Artificial Intelligence (AI) has long ceased to be merely a tool for data processing—it is beginning to exhibit traits remarkably similar to those of humans. Research from scientists at the University of Zurich has shown that generative AI models, such as ChatGPT, are sensitive to emotional content, particularly negative content. This discovery raises important questions about how emotions affect AI performance and what can be done to enhance its stability. In this article, we will break down the key findings of the study, describe how AI responds to traumatic content, and explain how the "benign prompt injection" method helps address this issue.
How AI Responds to Negative Content
Generative AI models, such as ChatGPT, are trained on vast amounts of human-created texts. Along with information, they also inherit cognitive biases, including emotional responses. Scientists found that negative content—such as descriptions of car accidents, natural disasters, or violence—induces a state in AI that can be compared to stress or anxiety. This is not merely a technical glitch: such a reaction amplifies bias in the model's responses, reducing their quality and objectivity.
Examples from the Study
During the experiments, researchers from the University of Zurich tested the GPT-4 model by subjecting it to emotionally charged texts. After processing stories of traumatic events, such as military conflicts or accidents, the AI's level of "anxiety" more than doubled. Interestingly, subsequent neutral queries—such as questions about operating a vacuum cleaner—also fell victim to this bias. The AI began to produce less accurate or more distorted responses, demonstrating how emotional content affects its overall performance.
This sensitivity can be explained by the fact that AI "learns" from humans, and human language is often imbued with emotions and prejudices. Negative content reinforces existing biases, making AI responses more racist, sexist, or simply less logical.

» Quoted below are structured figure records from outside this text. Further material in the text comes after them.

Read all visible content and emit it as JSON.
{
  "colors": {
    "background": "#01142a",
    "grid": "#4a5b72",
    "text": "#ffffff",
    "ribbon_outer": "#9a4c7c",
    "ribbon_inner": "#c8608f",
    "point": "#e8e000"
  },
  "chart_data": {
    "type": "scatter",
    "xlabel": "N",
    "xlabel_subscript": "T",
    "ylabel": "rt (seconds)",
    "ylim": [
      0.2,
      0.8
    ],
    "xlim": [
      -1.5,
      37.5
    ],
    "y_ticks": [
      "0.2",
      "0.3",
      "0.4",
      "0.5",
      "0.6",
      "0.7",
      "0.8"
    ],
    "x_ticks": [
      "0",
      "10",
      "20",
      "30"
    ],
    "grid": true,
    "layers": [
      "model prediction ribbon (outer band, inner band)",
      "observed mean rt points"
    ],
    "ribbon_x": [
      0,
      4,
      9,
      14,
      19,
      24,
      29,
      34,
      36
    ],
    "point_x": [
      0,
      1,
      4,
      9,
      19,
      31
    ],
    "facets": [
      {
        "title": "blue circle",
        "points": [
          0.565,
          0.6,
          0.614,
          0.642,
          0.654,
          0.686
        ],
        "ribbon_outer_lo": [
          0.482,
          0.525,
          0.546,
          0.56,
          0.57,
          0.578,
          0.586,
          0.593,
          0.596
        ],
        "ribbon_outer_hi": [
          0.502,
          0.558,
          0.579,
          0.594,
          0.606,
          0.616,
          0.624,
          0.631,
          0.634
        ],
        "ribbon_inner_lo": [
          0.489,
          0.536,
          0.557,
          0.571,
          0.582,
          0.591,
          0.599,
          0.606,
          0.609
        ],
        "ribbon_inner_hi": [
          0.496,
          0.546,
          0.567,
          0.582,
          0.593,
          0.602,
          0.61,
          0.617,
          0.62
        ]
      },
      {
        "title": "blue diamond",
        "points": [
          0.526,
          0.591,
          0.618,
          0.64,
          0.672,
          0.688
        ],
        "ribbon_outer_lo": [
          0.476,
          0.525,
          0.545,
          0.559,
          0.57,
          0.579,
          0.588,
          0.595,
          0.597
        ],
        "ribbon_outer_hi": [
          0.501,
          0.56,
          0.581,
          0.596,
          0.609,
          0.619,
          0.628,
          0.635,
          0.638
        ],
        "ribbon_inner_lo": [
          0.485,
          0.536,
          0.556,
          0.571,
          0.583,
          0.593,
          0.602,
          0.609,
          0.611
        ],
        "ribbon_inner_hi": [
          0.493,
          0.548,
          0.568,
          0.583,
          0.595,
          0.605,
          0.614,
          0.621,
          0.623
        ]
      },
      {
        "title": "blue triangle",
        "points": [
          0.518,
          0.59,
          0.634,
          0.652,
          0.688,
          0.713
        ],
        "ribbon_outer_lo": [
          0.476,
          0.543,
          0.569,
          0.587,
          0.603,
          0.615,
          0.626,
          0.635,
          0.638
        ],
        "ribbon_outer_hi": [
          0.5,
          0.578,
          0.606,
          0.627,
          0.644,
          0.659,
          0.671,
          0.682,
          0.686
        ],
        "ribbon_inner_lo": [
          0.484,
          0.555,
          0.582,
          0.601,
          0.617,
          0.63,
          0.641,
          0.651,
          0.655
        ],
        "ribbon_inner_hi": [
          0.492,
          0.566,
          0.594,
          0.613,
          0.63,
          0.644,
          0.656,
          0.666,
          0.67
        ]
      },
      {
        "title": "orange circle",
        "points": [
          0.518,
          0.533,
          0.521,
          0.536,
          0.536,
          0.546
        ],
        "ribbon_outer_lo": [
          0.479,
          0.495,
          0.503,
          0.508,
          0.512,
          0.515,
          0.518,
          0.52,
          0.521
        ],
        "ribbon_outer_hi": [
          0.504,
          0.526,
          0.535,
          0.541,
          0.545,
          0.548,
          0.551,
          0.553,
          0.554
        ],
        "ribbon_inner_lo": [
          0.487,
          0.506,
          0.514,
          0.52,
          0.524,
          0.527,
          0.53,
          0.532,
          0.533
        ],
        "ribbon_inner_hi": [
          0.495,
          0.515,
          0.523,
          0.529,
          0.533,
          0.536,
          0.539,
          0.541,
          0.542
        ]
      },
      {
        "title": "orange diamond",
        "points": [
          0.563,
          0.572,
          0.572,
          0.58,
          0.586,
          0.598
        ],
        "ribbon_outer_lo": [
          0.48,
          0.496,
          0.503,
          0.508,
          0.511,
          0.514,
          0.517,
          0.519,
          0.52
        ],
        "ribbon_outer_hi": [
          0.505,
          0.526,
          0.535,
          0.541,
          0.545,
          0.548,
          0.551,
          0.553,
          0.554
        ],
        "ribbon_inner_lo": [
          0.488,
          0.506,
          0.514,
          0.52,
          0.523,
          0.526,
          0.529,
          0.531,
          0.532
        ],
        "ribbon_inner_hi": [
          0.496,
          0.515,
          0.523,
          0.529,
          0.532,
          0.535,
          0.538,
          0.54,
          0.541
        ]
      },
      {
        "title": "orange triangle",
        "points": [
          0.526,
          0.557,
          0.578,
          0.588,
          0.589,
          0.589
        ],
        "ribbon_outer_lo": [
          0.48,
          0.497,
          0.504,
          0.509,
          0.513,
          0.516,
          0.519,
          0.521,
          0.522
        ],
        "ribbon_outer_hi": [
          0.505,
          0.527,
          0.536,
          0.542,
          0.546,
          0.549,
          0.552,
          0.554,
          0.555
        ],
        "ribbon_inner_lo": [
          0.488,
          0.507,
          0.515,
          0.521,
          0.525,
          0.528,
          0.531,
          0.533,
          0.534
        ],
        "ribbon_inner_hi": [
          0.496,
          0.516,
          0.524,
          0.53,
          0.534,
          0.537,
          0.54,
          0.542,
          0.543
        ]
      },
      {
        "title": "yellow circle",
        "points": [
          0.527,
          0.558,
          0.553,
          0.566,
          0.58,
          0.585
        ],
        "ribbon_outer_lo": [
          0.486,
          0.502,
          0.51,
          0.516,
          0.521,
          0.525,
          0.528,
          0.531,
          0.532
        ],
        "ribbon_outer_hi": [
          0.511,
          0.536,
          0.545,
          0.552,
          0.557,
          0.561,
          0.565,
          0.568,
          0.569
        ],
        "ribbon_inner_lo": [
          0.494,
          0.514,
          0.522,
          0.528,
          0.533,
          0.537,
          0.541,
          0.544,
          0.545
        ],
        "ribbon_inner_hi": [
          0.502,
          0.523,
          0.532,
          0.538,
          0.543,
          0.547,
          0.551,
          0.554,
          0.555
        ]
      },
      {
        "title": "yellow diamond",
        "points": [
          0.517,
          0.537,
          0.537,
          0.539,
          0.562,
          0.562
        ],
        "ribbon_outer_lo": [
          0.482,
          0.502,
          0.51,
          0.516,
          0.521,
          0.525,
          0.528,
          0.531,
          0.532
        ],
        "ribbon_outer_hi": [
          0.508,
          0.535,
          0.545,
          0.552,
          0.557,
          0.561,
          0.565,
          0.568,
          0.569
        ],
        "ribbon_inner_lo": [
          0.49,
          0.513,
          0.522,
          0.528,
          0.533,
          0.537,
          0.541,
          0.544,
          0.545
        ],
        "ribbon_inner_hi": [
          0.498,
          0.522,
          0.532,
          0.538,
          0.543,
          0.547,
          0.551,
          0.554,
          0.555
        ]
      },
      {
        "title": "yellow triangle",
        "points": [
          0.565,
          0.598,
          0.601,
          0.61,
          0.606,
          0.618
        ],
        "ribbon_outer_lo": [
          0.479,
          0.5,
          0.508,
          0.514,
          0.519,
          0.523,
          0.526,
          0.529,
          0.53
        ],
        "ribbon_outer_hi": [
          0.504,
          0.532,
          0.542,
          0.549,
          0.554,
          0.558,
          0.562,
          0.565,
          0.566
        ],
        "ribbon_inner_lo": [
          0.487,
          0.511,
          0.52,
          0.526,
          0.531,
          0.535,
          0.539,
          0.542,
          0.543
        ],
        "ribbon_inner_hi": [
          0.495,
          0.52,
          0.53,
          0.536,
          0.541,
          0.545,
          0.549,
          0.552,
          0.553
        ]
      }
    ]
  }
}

The "Benign Prompt Injection" Method: A Solution to the Problem
To address this problem, scientists have developed the "benign prompt injection" method (injection of favorable prompts). This approach allows the AI to be "calmed" and reduces its level of anxiety without resorting to costly model retraining.
How It Works
The method involves adding special phrases or instructions to the dialogue with the AI. These phrases resemble relaxation techniques used in psychotherapy or meditation. For example, after processing traumatic text, the model may receive a calming statement such as "focus on the present moment" or "take a deep breath." Experiments have shown that such interventions significantly reduce bias in AI responses, although fully returning the model to a neutral state has not yet been achieved.
Tobias Spiller, the lead author of the study and senior physician at the Center for Psychiatric Research at the University of Zurich, noted:
" This cost-effective approach can improve the stability and reliability of AI in sensitive contexts, such as supporting people with mental disorders, without the need for expensive model retraining."
Why This Matters: Impact on Healthcare and Beyond
AI sensitivity to emotional content is particularly relevant in areas where it encounters heavy subjects. For example, in healthcare, chatbots are increasingly used to support people with mental disorders. Processing texts about depression, trauma, or stress can "throw the AI off balance," which may affect the quality of assistance. Understanding this problem and using methods like "benign prompt injection" paves the way for the creation of more reliable systems.
The Future of AI and Emotional Content
Researchers believe that the development of automated "therapeutic interventions" for AI is a promising direction. In the future, this may lead to the emergence of models that are resilient to negative content and can maintain emotional stability even under challenging conditions. However, further research is needed: how these methods work with other language models, how they affect long dialogues, and how AI's emotional stability relates to its overall performance.
Conclusion
The University of Zurich study demonstrated that generative AI, such as ChatGPT, does more than process information—it reacts to emotions, particularly negative ones, which can exacerbate bias and reduce performance quality. The "benign prompt injection" method offers a simple and effective solution that "calms" the model and increases its reliability. This discovery underscores that the emotional aspect is becoming an important part of AI development, especially in sensitive areas such as medicine and psychology. In the future, taking these features into account will help create more advanced and human-like systems.